Application of hyperpolarized magnetic resonance in the study of cardiac metabolism
Tyler DJ., Schroeder MA., Cochlin LE., Clarke K., Radda GK.
The application of magnetic resonance (MR) for metabolic imaging and spectroscopy has been limited by the intrinsically low sensitivity and natural abundance of 13C. Recently a method has been developed in which solid-state, dynamically polarized MR-active nuclei can be dissolved to obtain a solution polarized in excess of 20%. When used in concert with MR spectroscopy, this method of hyperpolarization provides the MR signal necessary to detect low-abundance molecules, enabling visualization of the substrate uptake and in vivo metabolism in real time. This study utilized hyperpolarized [1- 13C]pyruvate as a metabolic tracer to monitor cardiac metabolism in healthy rats in vivo.
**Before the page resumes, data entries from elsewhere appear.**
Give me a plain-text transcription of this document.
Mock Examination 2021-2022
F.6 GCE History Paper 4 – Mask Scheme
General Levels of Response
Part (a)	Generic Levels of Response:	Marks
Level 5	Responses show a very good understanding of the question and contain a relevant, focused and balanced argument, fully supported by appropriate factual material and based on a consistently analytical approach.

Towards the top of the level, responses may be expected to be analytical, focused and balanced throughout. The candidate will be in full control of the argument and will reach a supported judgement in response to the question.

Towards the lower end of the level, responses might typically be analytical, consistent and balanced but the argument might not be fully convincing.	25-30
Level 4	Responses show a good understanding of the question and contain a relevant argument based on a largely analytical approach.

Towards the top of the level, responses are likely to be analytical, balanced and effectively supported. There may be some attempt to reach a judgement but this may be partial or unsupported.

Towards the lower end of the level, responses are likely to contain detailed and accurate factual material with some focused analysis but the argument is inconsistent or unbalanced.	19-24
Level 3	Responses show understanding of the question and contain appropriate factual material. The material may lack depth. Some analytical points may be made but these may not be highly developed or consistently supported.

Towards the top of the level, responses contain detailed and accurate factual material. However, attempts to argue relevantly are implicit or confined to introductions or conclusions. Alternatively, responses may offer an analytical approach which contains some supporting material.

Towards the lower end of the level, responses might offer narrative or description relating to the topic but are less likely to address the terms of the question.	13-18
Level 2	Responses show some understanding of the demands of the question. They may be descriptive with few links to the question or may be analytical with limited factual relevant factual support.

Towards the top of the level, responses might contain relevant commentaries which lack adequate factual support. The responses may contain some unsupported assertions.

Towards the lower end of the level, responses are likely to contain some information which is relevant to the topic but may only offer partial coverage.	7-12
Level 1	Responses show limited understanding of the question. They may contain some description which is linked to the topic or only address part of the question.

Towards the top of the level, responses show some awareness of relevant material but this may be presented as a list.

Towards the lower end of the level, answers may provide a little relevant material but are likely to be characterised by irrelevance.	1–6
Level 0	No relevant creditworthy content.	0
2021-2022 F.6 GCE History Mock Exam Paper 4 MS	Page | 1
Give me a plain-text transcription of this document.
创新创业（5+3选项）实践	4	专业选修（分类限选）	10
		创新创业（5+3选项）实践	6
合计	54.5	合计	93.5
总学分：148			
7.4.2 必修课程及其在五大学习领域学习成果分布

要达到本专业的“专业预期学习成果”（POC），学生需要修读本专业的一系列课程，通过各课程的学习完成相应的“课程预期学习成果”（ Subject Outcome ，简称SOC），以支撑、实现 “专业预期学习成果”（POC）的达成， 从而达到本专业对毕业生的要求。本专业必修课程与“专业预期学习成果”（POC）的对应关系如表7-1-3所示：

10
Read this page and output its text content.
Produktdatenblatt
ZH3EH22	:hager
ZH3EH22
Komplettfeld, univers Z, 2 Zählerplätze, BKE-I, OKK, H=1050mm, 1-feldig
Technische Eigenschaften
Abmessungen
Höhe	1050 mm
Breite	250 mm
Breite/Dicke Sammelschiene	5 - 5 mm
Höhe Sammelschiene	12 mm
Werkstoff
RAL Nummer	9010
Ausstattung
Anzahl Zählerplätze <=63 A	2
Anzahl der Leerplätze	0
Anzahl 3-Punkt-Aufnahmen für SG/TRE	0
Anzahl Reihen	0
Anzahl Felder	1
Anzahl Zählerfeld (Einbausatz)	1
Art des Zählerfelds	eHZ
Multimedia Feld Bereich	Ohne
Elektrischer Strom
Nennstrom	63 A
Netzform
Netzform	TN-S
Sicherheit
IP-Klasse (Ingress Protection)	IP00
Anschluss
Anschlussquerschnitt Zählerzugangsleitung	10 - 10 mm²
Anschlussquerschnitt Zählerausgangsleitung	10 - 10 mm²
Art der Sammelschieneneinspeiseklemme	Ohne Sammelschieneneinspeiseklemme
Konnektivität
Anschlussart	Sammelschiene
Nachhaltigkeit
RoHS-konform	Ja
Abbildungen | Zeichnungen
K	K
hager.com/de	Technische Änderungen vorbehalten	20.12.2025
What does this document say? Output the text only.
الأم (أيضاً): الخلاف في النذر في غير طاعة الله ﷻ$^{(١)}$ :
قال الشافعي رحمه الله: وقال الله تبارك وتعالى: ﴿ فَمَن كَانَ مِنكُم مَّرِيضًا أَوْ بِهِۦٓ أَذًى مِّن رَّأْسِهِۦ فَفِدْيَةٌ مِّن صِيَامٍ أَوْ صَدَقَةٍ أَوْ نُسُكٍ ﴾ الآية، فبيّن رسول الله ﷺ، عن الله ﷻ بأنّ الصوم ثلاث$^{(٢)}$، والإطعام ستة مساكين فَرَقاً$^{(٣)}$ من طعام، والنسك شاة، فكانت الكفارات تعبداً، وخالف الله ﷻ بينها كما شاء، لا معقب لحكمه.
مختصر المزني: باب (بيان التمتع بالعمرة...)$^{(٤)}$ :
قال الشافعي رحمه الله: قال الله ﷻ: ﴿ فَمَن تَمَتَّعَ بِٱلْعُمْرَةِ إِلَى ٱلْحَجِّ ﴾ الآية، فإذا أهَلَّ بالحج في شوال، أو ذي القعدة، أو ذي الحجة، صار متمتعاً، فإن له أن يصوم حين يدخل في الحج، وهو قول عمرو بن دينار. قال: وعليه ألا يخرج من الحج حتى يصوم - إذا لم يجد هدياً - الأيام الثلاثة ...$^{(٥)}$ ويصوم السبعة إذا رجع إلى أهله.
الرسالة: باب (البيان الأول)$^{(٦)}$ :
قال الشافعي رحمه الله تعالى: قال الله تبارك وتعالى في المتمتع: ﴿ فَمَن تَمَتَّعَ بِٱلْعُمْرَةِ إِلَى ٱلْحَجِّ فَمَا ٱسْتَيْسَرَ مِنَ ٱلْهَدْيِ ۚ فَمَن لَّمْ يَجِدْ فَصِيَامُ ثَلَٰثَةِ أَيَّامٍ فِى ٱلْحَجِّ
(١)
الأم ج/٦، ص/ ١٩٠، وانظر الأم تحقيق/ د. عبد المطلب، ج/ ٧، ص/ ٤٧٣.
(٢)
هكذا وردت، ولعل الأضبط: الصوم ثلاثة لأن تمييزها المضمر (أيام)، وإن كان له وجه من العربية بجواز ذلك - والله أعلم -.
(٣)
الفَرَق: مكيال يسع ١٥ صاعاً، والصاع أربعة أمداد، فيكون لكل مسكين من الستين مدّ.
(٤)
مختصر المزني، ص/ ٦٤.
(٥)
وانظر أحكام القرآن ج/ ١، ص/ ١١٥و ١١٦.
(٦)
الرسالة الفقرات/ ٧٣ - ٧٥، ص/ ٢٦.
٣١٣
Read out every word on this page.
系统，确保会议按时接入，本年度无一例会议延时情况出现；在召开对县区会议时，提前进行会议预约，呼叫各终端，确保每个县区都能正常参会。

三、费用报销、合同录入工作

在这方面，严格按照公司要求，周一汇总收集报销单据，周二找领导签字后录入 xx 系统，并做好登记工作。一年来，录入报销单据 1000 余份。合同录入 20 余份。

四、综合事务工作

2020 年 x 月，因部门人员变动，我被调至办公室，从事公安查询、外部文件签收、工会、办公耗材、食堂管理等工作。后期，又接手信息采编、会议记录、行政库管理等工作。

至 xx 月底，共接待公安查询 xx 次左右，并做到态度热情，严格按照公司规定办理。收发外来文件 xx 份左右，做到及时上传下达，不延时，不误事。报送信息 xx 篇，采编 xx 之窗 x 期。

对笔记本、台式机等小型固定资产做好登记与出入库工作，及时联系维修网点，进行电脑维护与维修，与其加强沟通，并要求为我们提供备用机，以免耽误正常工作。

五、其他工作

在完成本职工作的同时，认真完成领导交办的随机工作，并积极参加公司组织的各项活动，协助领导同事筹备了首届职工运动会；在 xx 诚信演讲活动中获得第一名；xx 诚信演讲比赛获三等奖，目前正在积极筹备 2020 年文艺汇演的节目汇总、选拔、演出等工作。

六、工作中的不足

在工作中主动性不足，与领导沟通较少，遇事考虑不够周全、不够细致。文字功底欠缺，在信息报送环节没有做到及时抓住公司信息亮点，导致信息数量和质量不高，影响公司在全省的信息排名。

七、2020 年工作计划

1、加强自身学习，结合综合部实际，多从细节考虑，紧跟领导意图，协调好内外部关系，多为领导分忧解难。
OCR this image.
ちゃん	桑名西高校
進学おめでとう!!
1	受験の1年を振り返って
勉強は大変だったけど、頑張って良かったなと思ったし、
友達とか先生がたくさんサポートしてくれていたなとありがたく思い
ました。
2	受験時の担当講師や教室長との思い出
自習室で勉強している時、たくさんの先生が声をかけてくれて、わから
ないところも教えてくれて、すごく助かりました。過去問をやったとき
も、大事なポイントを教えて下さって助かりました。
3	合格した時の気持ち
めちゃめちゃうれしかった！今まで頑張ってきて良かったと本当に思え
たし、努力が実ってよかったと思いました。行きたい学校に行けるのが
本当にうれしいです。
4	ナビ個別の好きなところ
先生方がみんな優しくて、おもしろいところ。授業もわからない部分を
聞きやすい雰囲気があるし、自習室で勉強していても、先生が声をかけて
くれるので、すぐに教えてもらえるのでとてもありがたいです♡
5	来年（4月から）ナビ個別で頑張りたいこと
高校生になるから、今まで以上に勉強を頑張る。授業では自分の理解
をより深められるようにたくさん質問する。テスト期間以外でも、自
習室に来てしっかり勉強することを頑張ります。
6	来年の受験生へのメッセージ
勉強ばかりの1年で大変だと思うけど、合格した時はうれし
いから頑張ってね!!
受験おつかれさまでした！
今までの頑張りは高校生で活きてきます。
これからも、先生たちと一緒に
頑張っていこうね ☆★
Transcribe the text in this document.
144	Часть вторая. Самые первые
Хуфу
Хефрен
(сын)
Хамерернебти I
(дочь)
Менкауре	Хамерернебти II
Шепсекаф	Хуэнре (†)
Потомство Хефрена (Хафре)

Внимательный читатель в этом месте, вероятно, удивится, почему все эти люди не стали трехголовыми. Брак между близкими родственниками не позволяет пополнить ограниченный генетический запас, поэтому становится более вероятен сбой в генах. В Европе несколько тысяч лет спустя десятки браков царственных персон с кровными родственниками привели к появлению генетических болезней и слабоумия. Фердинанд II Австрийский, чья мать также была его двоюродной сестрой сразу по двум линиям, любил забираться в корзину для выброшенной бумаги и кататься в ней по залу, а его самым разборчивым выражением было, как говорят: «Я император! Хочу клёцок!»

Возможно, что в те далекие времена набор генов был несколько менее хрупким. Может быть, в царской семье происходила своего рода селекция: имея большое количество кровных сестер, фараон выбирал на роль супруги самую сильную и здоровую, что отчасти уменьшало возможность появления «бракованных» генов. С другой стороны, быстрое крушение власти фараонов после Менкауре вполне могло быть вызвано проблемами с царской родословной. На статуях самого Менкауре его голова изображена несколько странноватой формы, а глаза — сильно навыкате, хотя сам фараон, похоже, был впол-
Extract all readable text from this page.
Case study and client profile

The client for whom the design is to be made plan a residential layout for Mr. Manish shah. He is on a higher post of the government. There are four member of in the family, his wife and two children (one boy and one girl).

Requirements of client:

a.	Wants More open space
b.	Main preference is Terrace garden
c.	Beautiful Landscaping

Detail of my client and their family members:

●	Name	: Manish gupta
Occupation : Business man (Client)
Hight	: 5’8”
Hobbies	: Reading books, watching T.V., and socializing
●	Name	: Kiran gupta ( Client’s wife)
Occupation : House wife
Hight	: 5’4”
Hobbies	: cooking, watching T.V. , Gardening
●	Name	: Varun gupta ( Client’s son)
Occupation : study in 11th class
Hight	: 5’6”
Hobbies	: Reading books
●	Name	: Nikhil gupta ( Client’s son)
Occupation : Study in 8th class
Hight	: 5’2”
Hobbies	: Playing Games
The conversion of [1- 13C]pyruvate to [1- 13C]lactate, [1- 13C]alanine and bicarbonate (H 13CO 3-) was observed with high signal-to-noise ratio at 1 s temporal resolution. The acquired spectra demonstrated that injection of hyperpolarized [1- 13C]pyruvate elicited a consistent metabolic response in vivo and displayed instantaneous information regarding the evolution of the metabolite pools of each product of pyruvate. We have demonstrated the feasibility of applying hyperpolarized MR to the study of cardiac metabolism, with a view to detecting the alterations in substrate utilization that occur in heart disease. © 2008 Springer-Verlag.